Rome ryzen architecture has been mentioned several times by David but
in my threadripper (not-Rome, as it's supposed to be available in 2019
only AFIK) enabling THP made a measurable difference for me for some
workloads. As opposed if I turn off NUMA by setting up the
interleaving in the dimm I get a barely measurable slowdown. So I'm
surprised in Rome there's such a radical difference in behavior.

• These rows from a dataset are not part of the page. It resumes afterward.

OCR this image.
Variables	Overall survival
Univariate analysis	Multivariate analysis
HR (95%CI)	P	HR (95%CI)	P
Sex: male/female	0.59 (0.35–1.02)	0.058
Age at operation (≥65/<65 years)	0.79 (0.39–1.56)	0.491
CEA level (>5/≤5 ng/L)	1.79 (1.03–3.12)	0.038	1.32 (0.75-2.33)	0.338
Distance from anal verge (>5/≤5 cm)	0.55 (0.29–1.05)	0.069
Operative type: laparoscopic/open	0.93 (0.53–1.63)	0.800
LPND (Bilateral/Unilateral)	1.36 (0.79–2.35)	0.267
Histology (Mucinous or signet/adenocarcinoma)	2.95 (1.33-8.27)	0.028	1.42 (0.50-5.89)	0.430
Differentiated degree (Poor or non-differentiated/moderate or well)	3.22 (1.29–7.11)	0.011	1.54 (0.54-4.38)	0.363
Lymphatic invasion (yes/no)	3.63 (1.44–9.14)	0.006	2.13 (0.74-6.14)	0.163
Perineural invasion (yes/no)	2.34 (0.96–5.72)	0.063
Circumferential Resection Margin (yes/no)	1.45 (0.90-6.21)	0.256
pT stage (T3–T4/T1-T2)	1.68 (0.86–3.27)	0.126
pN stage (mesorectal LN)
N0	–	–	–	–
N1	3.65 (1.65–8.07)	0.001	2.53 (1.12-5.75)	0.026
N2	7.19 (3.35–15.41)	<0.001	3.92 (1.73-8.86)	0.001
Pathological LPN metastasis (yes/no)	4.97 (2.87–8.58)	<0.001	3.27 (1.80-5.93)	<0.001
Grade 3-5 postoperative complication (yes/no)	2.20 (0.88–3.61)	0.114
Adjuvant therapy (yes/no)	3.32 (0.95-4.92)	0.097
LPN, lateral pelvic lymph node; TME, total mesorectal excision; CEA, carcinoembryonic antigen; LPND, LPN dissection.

Like Mel said we need to work towards a more complete solution than
putting __GFP_THISNODE from the outside and then turning off reclaim
from the inside. Mel made examples of things that should
happen, that won't increase allocation latency and that can't happen
with __GFP_THISNODE.

I'll try to describe again what's going on:

1: The allocator is being asked through __GFP_THISNODE "ignore all
remote nodes for all reclaim and compaction" from the
outside. Compaction then returns COMPACT_SKIPPED and tells the
allocator "I can generate many more huge pages if you reclaim/swapout
2M of anon memory in this node, the only reason I failed to compact
memory is because there aren't enough 4k fragmented pages free in this
zone". The allocator then goes ahead and swaps 2M and invokes
compaction again that succeeds the order 9 allocation fine. Goto 1;

The above keeps running in a loop at every additional page fault of
the app using MADV_HUGEPAGE until all RAM of the node is swapped out
and replaced by THP and all others nodes had 100% free memory,
potentially 100% order 9, but the allocator completely ignored all
other nodes. That is the thing that we're fixing here, because such
swap storms caused massive slowdowns. If the workload can't fit in a
single node, it's like running with only a fraction of the RAM.

So David's patch (and __GFP_COMPACT_ONLY) to fix the above swap storm,
inside the allocator skips reclaim entirely when compaction tells "I
can generate one more HPAGE_PMD_ORDER compound page if you
reclaim/swap 2M", if __GFP_NORETRY is set (and makes sure
__GFP_NORETRY is always set for THP). And that however prevents to
generate any more THP globally the moment any node is full of
filesystem cache.

NOTE: the filesystem cache will still be shrunk but it'll be shrunk by
4k allocations only. So we just artificially cripple compaction with
David's patch as shown in the quoted results above. This applied to
__GFP_COMPACT_ONLY too and that's I always said there's lots of margin
for improvement there and even __GFP_COMPACT_ONLY was also a stop-gap
measure.

So ultimately we decided that the saner behavior that gives the least
risk of regression for the short term, until we can do something
better, was the one that is already applied upstream.

Of course David's workload regressed, but that's because it gets a
minuscle improvement from THP, maybe it's seeking across all RAM and
it's very RAM heavy bandwidth-heavy workload so 4k or 2m tlb don't
matter at all for his workload and probably he's running it on bare
metal only.

I think the challenge here is to get David's workload optimally
without creating the above regression but we don't have a way to do it
right now in an automatic way. It's trivial however to add a mbind new
MPOL_THISNODE or MPOL_THISNODE_THP policy to force THP to set
__GFP_THISNODE and return to the swap storm behavior that needle to
say may have worked best by practically partioning the system, in fact
you may want to use __GFP_THISNODE for 4k allocations too so you
invoke reclaim from the local node before allocating RAM from the
remote nodes.

To me it doesn't seem the requirements of David's workload are the
same as for other MADV_HUGEPAGE users, I can't image other
MADV_HUGEPAGE users not to care at all if the THP utilization drops,
for David it seems THP is a nice thing to have only, and it seems to
care about allocation latency too (which normal apps using
MADV_HUGEPAGE must not).

In any case David's patch is better than reverting the revert, as the
swap storms are a showstopper compared to crippling down compaction
ability to compact memory when all nodes are full of cache.